Maqāṣid al-Sharī‘ah and Child Protection in Indonesia and Egypt: A Comparative Normative Legal Analysis
DOI:
https://doi.org/10.70211/gils.v1i2.389Keywords:
Maqasid al-Sharia; Child Protection; Family Law; Indonesia, EgyptAbstract
This article examines how the principles of Maqāṣid al-Sharī‘ah can be operationalized as an ethical-legal framework for strengthening child protection in Indonesia and Egypt. Although both countries have adopted statutory child-protection regimes, persistent violence, neglect, child labour, early marriage, and unequal access to services indicate that formal legal protection does not automatically produce substantive welfare. Using a comparative normative legal method, this study analyses primary legal materials, including Indonesia’s Child Protection Law and Egypt’s Child Law, together with Islamic legal literature, peer-reviewed scholarship, and institutional reports. The data were examined through doctrinal analysis, comparative legal mapping, and maqāṣid-based thematic coding based on the five essentials: protection of religion (ḥifẓ al-dīn), life (ḥifẓ al-nafs), intellect (ḥifẓ al-‘aql), lineage and dignity (ḥifẓ al-nasl), and property (ḥifẓ al-māl). The findings show that Indonesia represents a rights-based social-policy model that emphasizes administrative protection, child-friendly programs, and decentralised service delivery, while Egypt represents a sharia-integrated family-justice model in which child welfare is strongly linked to family courts, personal status norms, and state-sponsored welfare institutions.

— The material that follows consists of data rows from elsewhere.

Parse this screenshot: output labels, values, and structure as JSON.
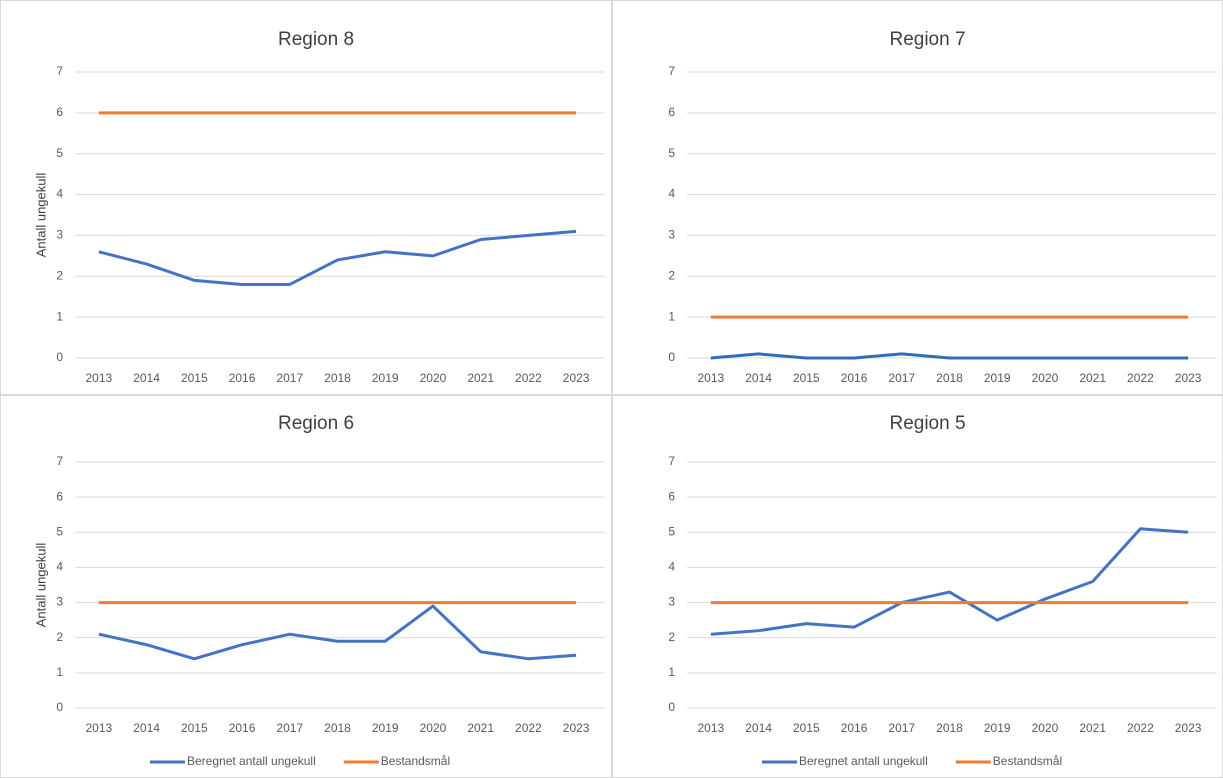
{
  "chart_data": [
    {
      "type": "line",
      "title": "Region 8",
      "y_label": "Antall ungekull",
      "categories": [
        "2013",
        "2014",
        "2015",
        "2016",
        "2017",
        "2018",
        "2019",
        "2020",
        "2021",
        "2022",
        "2023"
      ],
      "series": [
        {
          "color": "#4472c4",
          "values": [
            2.6,
            2.3,
            1.9,
            1.8,
            1.8,
            2.4,
            2.6,
            2.5,
            2.9,
            3.0,
            3.1
          ]
        },
        {
          "color": "#ed7d31",
          "values": [
            6,
            6,
            6,
            6,
            6,
            6,
            6,
            6,
            6,
            6,
            6
          ]
        }
      ],
      "ylim": [
        0,
        7
      ],
      "yticks": [
        0,
        1,
        2,
        3,
        4,
        5,
        6,
        7
      ],
      "grid": true,
      "legend": false
    },
    {
      "type": "line",
      "title": "Region 7",
      "categories": [
        "2013",
        "2014",
        "2015",
        "2016",
        "2017",
        "2018",
        "2019",
        "2020",
        "2021",
        "2022",
        "2023"
      ],
      "series": [
        {
          "color": "#2f6fb8",
          "values": [
            0,
            0.1,
            0,
            0,
            0.1,
            0,
            0,
            0,
            0,
            0,
            0
          ]
        },
        {
          "color": "#ed7d31",
          "values": [
            1,
            1,
            1,
            1,
            1,
            1,
            1,
            1,
            1,
            1,
            1
          ]
        }
      ],
      "ylim": [
        0,
        7
      ],
      "yticks": [
        0,
        1,
        2,
        3,
        4,
        5,
        6,
        7
      ],
      "grid": true,
      "legend": false
    },
    {
      "type": "line",
      "title": "Region 6",
      "y_label": "Antall ungekull",
      "categories": [
        "2013",
        "2014",
        "2015",
        "2016",
        "2017",
        "2018",
        "2019",
        "2020",
        "2021",
        "2022",
        "2023"
      ],
      "series": [
        {
          "name": "Beregnet antall ungekull",
          "color": "#4472c4",
          "values": [
            2.1,
            1.8,
            1.4,
            1.8,
            2.1,
            1.9,
            1.9,
            2.9,
            1.6,
            1.4,
            1.5
          ]
        },
        {
          "name": "Bestandsmål",
          "color": "#ed7d31",
          "values": [
            3,
            3,
            3,
            3,
            3,
            3,
            3,
            3,
            3,
            3,
            3
          ]
        }
      ],
      "ylim": [
        0,
        7
      ],
      "yticks": [
        0,
        1,
        2,
        3,
        4,
        5,
        6,
        7
      ],
      "grid": true,
      "legend": true
    },
    {
      "type": "line",
      "title": "Region 5",
      "categories": [
        "2013",
        "2014",
        "2015",
        "2016",
        "2017",
        "2018",
        "2019",
        "2020",
        "2021",
        "2022",
        "2023"
      ],
      "series": [
        {
          "name": "Beregnet antall ungekull",
          "color": "#4472c4",
          "values": [
            2.1,
            2.2,
            2.4,
            2.3,
            3.0,
            3.3,
            2.5,
            3.1,
            3.6,
            5.1,
            5.0
          ]
        },
        {
          "name": "Bestandsmål",
          "color": "#ed7d31",
          "values": [
            3,
            3,
            3,
            3,
            3,
            3,
            3,
            3,
            3,
            3,
            3
          ]
        }
      ],
      "ylim": [
        0,
        7
      ],
      "yticks": [
        0,
        1,
        2,
        3,
        4,
        5,
        6,
        7
      ],
      "grid": true,
      "legend": true
    }
  ]
}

Both models partially reflect maqāṣid values, but their effectiveness is constrained by socio-economic inequality, institutional capacity, uneven enforcement, and cultural practices that normalize child vulnerability. The novelty of this study lies in constructing a cross-national maqāṣid-based analytical matrix that connects Islamic legal objectives with contemporary child-rights governance. The study implies that child protection in Muslim-majority societies should not be limited to legal compliance but must integrate moral legitimacy, family resilience, institutional coordination, and welfare-oriented public policy.